そう思い自分の記憶を漁ってみると、とある海外ドラマの主役などで若い子に人気の女優が表紙を飾った雑誌の、表紙の女優の服装そのままであった。
「あれ、遥のそれってさ。エレガールの雑誌にブライク・ダイバーが表紙に出てた時の服装と同じじゃない?」
彩は、少しばかり気になってそう聞くと、他の子もその雑誌を読んでいたらしく、本当だ!と言う声がちらほら上がった。
遥は、恥ずかしそうに頬を染めた。
「あ、ばれちゃった?そうなんだよね!!実は、毎回ね撮影用の服装を褒められたりするけど、雑誌の服装まねてるんだよねぇ。私にはセンスが無いからさぁ・・・」
彩は、最近ずっと頭を悩ませていた案件が解決し、心から喜んだ。
「あ、なるほど。でも、そういう事していくうちに、自分自身にもセンスが身につくと思うよ?」
気分が良かったので、そういう助言も与えてみた。
頷いた遥は、ニッコリと微笑んだ。
そして、後ろの方に固まって座っている男子連中の所へ駆け寄って、自分の服装を見せていた。

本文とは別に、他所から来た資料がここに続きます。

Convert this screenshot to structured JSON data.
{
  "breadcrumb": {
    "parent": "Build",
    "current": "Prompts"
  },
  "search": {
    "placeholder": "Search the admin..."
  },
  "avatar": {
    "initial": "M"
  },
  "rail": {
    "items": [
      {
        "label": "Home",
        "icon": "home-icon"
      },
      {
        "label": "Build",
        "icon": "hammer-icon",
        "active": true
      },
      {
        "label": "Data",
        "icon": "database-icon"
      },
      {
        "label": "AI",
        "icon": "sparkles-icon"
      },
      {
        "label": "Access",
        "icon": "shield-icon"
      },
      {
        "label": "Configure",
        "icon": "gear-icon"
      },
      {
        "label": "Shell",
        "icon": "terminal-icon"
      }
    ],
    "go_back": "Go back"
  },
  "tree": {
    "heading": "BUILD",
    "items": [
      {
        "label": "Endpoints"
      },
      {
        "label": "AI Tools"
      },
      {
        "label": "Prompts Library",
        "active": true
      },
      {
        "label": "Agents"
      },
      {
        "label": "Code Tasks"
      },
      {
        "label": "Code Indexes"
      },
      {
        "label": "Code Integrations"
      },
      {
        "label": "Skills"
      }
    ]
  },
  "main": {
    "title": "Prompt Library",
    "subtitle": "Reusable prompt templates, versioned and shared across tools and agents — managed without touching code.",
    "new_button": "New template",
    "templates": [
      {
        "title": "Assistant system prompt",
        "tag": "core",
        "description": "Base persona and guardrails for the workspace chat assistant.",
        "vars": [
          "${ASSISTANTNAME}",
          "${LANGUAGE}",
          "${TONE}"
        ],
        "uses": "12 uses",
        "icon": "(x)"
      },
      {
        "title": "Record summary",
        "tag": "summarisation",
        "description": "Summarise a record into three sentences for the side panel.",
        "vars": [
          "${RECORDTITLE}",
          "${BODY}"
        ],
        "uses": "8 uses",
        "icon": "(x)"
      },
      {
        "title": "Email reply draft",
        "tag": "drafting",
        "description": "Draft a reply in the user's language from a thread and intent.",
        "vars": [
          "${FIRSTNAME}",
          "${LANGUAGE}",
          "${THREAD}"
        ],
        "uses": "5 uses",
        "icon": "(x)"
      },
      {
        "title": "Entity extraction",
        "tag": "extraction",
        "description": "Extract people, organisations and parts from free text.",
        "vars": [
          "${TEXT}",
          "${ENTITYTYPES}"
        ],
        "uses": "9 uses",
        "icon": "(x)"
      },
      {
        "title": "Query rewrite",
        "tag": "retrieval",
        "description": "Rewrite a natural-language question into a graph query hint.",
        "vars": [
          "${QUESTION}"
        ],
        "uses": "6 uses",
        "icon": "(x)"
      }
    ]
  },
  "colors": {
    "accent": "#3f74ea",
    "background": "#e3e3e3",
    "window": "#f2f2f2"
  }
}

遥の声は大きいので、彩にも聞こえた。普段は、聞こえる事が無いのだが。
「ねえねぇ!!!和真くんと学くん!撮影の服装は、これで大丈夫かな!?ファッション雑誌の服装、そのまんまなんだけど!」
「うん。良いと思うけど。まぁ、僕は監督の仕事をしてるけどさ。脚本は和真だし。最終決定は和真がする事だよね。」
遥のその質問に、片方のニッコリと笑顔の張り付けたいけ好かない方の男の子が答えた。
この答えに、遥は素直に従い、和真と呼ばれる男の子をジっと見た。
和真と呼ばれる男の子は、少しムスっとしながら、「良いと思う。」と答えた。
彩には、少しどうでも良さそうに聞こえた。
そんな彼の様子に気づいていないような遥は、ホっとしたように胸をなでおろし、二人に礼を言ってからこっちに戻ってきた。
「ただいま戻りました!!!さっき話しかけた二人の子も、映画部の友達でね、にこにこしているのが藤原学くんで、ムスっとしているのが高橋和真くん!学くんが、監督をしていてね。和真くんが、脚本なんだよ!内容はね、ちょっと文学的なお話なんだ!!!だから、上映する時は絶対見に来てね!!!」
遥は、部員の友達を紹介しながら、同時にちゃっかりと宣伝をしていた。
他の友達は、彩を含めて全員行くと返事をして、そこで会話は終了した。
なぜなら、教授が授業をしに入って来たからだ。
勿論、始まった後も会話をするのだが。